Схватив Юрика в охапку и перепоручив остальных детей Надежде Николаевне, она побежала с ним в больницу. Чтобы избежать здесь досужих вопросов, пришлось вписать его в регистрационный журнал как своего ребёнка.
— Побудьте пока здесь, мама, — остановила её медсестра перед дверью операционной, куда за руку увела Юрика.
Светлане Анатольевне странно было почувствовать себя вновь молодой матерью. Она поначалу хотела выйти в коридор, но неожиданно для себя осталась у операционной, чтобы Юрику там было не совсем одиноко. Через застеклённую дверь она видела всё происходящее. Маленькое тельце неподвижно лежало на столе. Юрик, выкричавший все свои слёзы днём, когда протестовал против жизни, не проронил ни звука. Хирург наложил ему на рану два шва и бодрым голосом сказал:
— Ну, вот и всё, мужичок! Сейчас придёт и пожалеет тебя твоя мама.
Светлана Анатольевна судорожно подавила вздох и, дождавшись, когда медсестра подвела к ней Юрика, подхватила его на руки.
— Да он и сам может идти! — крикнула ей вслед медсестра.
Светлана Анатольевна не слышала. Прижавшись лицом к Юриковой щеке, она едва различала перед собой дорогу.
— Ватоливна, ты моя, — вдруг прошептал ей в шею Юрик и обеими руками неумело погладил ее по голове.
Она остановилась, тяжело дыша, и крепко прижала его к себе.
— Твоя, твоя, сынок, и ты мой Молчи!
— Я больше не буду кричать, Ватоливна, — прошептал вновь Юрик ей на ухо, — я теперь, когда захочу кричать, я закрою рот руками. Вот так крепко!
И он с силой прижал ладони ко рту, тонкими пальчиками впившись себе в щеки. На побагровевшем лбу вздулась тонкая синяя жилочка.
— Я верю, верю! Не надо! — испугалась за шов Светлана Анатольевна. — Ты молчи, детка, а то будет больно.
— Мне не больно, Ватоливна, — Юрик чуть отстранил голову. — Ты не бойся. Я больше кричать не буду!

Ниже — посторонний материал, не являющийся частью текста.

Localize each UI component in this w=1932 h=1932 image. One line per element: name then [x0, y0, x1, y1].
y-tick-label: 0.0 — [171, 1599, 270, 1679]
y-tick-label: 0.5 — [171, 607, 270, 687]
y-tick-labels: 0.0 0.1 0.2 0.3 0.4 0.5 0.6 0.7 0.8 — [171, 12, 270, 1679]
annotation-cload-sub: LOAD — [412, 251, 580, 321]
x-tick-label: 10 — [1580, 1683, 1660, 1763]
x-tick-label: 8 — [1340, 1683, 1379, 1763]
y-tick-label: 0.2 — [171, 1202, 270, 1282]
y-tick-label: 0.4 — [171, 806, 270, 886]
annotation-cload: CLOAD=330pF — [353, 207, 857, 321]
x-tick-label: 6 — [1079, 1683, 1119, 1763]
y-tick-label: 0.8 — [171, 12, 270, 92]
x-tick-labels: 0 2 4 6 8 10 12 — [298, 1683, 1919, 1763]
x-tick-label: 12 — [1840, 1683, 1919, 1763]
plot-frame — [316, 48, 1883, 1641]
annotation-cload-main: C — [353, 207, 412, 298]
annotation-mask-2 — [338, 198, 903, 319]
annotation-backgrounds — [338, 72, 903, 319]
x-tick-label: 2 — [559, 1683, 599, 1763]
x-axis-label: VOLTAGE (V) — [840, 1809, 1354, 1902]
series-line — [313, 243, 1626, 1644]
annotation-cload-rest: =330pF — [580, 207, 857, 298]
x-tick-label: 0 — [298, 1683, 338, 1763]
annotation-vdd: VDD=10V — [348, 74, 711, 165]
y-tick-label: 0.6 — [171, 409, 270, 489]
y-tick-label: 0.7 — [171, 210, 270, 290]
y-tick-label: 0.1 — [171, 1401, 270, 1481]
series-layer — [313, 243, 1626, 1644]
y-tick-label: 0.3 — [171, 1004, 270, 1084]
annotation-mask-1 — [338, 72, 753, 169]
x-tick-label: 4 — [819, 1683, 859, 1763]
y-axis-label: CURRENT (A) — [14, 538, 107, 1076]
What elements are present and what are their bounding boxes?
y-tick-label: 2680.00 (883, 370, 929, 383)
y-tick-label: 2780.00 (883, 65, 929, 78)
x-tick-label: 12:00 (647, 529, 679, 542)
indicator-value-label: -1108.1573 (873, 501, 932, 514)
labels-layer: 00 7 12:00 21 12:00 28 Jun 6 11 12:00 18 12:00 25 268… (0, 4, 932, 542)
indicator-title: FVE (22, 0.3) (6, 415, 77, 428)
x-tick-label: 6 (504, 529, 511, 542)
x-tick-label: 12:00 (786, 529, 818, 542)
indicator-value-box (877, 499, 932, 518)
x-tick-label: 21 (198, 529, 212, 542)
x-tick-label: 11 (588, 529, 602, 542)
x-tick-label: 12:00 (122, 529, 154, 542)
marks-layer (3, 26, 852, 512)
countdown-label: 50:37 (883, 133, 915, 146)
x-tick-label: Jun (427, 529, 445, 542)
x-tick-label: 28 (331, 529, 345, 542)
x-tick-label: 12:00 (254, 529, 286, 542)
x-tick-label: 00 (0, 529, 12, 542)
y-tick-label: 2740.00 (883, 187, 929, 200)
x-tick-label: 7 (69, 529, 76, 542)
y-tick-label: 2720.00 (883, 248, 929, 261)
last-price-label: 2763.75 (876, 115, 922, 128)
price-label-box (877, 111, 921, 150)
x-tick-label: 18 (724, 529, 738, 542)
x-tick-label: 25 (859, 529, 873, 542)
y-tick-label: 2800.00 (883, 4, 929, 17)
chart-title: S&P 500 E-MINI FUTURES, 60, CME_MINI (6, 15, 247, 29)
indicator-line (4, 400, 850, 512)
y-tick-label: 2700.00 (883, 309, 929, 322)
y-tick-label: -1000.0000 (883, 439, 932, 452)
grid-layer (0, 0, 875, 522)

Светлана Анатольевна смахнула волосы со лба. Они не слушались холодных дрожащих пальцев. Юрик мягко отстранил её руку, чтобы своими ладошками самому пригладить непослушные её волосы. Тепло детских рук согревало ей голову. Светлана Анатольевна молча прислушалась к тихому мягкому чувству внутри себя. Хотелось, не двигаясь, не произнося ни слова, стоять так долго — с одиноким маленьким мальчиком на руках. Он всё ещё что–то шептал ей в лицо. Но Светлана Анатольевна различала теперь лишь отдельные звуки, долетавшие до неё с чистым детским дыханием, и слушала, как слабыми частыми толчками бьётся у ее груди маленькое ребячье сердце.
Грязные деньги
Рабочее утро воспитательницы Светланы Анатольевны началось так, как и должно было начаться. Она привычно взглянула на себя в большое зеркало и помогла одеться своим шестилеткам. Вялые и притихшие, дети ещё не успели прийти в себя после сна. Светлана Анатольевна любила их такими и торопилась насладиться первыми десятью–пятнадцатью минутами после их пробуждения. Но очень скоро благостная тишина взорвётся нескончаемым плачем и безудержным криком: детдомовские дети не умеют быть тихими.